A Bloom Filter is an Approximate Set Membership structure, which means it can track a set of items and check if an item is a member of the set it is tracking. It is able to do this using a much smaller amount of memory than storing the actual items, at the cost of an occasionally indicating that an item is in the set even though it is not. This occurence is called a "False Positive". A traditional Bloom Filter will never have a "False Negative" however, which would be indicating that an item is not in the set, when in fact it is. The frequency of false positives can be preciecly bounded by setting the size of the filter, and is called the False Positive Rate. Their small memory footprint and absence of false negatives makes BloomFilters suitable for many applications.

Example Usage

use bloom::{ASMS,BloomFilter};

let expected_num_items = 1000;

// out of 100 items that are not inserted, expect 1 to return true for contain
let false_positive_rate = 0.01;

let mut filter = BloomFilter::with_rate(false_positive_rate,expected_num_items);
filter.insert(&1);
filter.contains(&1); /* true */
filter.contains(&2); /* probably false */

Counting Bloom Filters

Counting filters allow removal from a Bloom filter without recreating the filter afresh. A counting filter uses an n-bit counter where a standard Bloom Filter uses a single bit. Counting filters can also provide an upper bound on the number of times a particular element has been inserted into the filter. In general 4 bits per element is considered a good size.
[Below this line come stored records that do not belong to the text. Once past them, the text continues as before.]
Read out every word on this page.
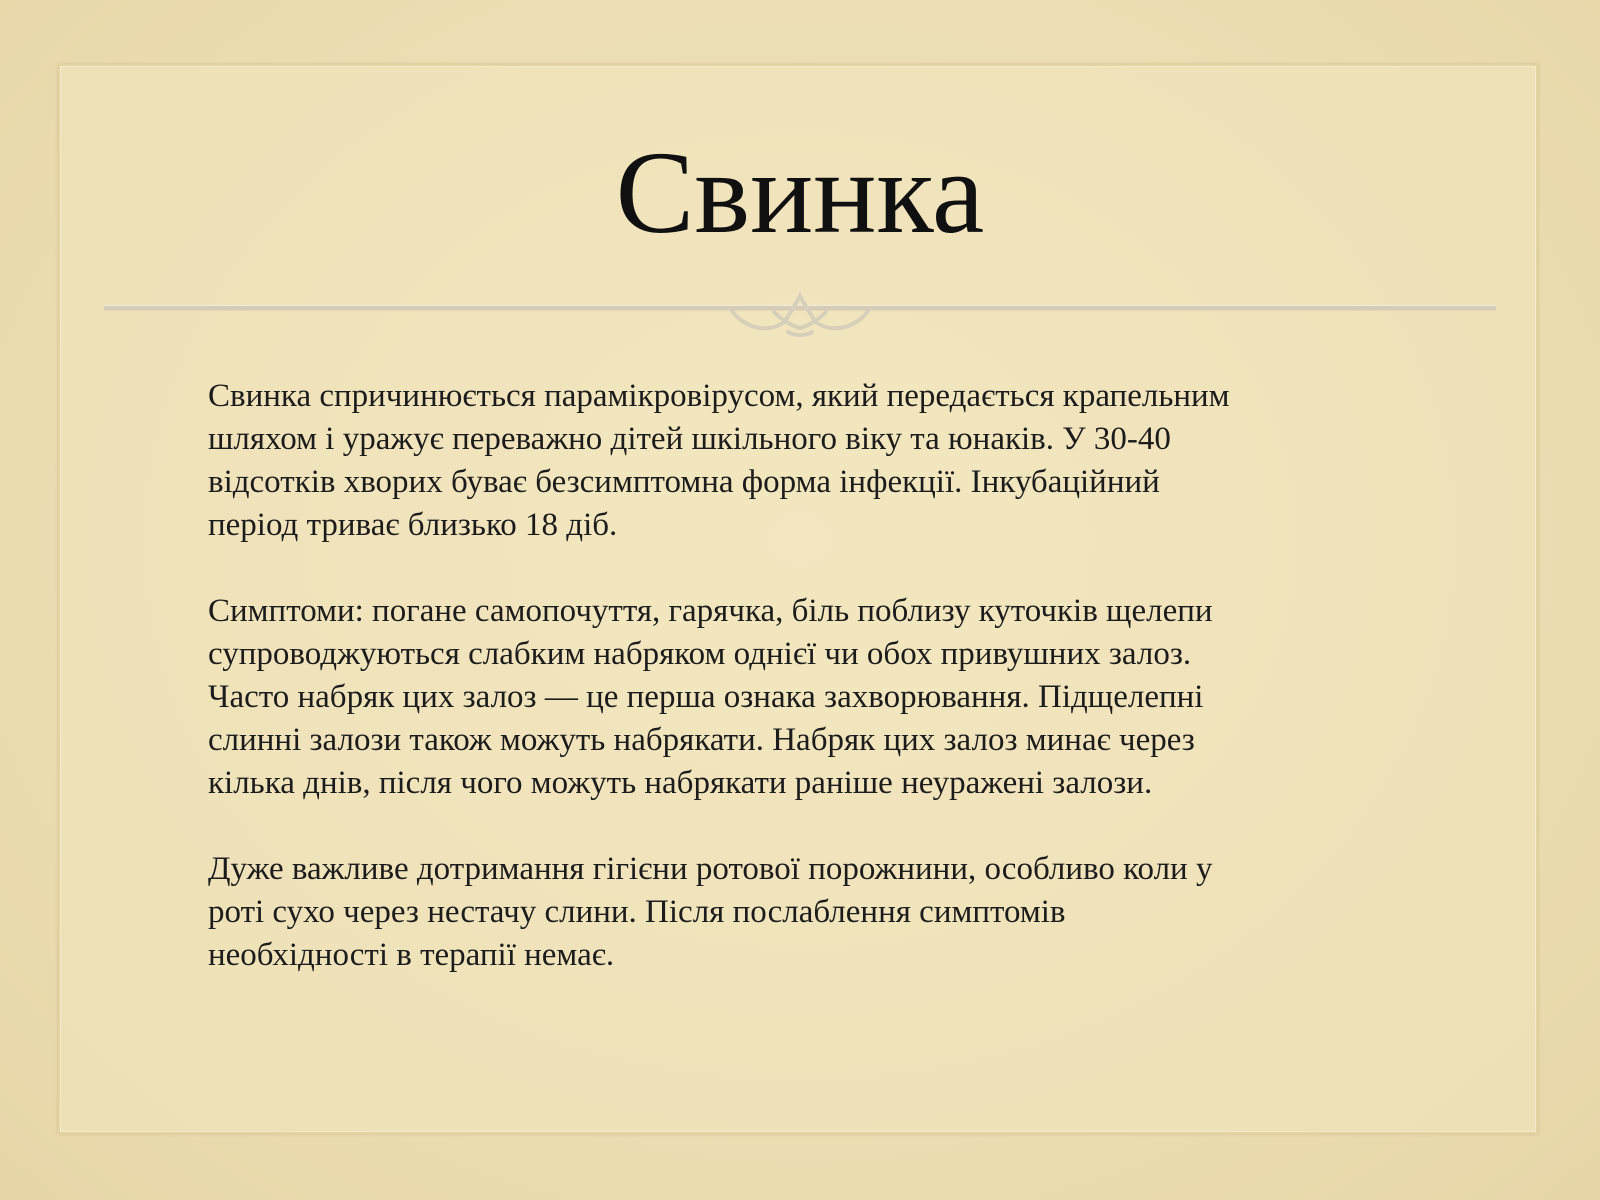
Свинка

Свинка спричинюється парамікровірусом, який передається крапельним
шляхом і уражує переважно дітей шкільного віку та юнаків. У 30-40
відсотків хворих буває безсимптомна форма інфекції. Інкубаційний
період триває близько 18 діб.

Симптоми: погане самопочуття, гарячка, біль поблизу куточків щелепи
супроводжуються слабким набряком однієї чи обох привушних залоз.
Часто набряк цих залоз — це перша ознака захворювання. Підщелепні
слинні залози також можуть набрякати. Набряк цих залоз минає через
кілька днів, після чого можуть набрякати раніше неуражені залози.

Дуже важливе дотримання гігієни ротової порожнини, особливо коли у
роті сухо через нестачу слини. Після послаблення симптомів
необхідності в терапії немає.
This will cause the filter to use 4 times as much memory as compared to standard Bloom Filter.

Example Usage

use bloom::{ASMS,CountingBloomFilter};
// Create a counting filter that uses 4 bits per element and has a false positive rate
// of 0.01 when 100 items have been inserted
let mut cbf:CountingBloomFilter = CountingBloomFilter::with_rate(4,0.01,100);
cbf.insert(&1);
cbf.insert(&2);
assert_eq!(cbf.estimate_count(&1),1);
assert_eq!(cbf.estimate_count(&2),1);
assert_eq!(cbf.insert_get_count(&1),1);
assert_eq!(cbf.estimate_count(&1),2);
assert_eq!(cbf.remove(&1),2);
assert_eq!(cbf.estimate_count(&1),1);

Reexports

pub use bloom::BloomFilter;
pub use bloom::optimal_num_hashes;
pub use bloom::needed_bits;
pub use counting::CountingBloomFilter;
pub use valuevec::ValueVec;

Modules

bloom
counting
valuevec

Traits

ASMS

Stanard filter functions

Combineable

Filters than are Combineable can be unioned and intersected

Intersectable

Filters that implement this trait can be intersected with filters of the same type to produce a filter that contains the items that have been inserted into both filters.

Unionable

Filters that implement this trait can be unioned with filters of the same type to produce a filter that contains the items that have been inserted into either filter.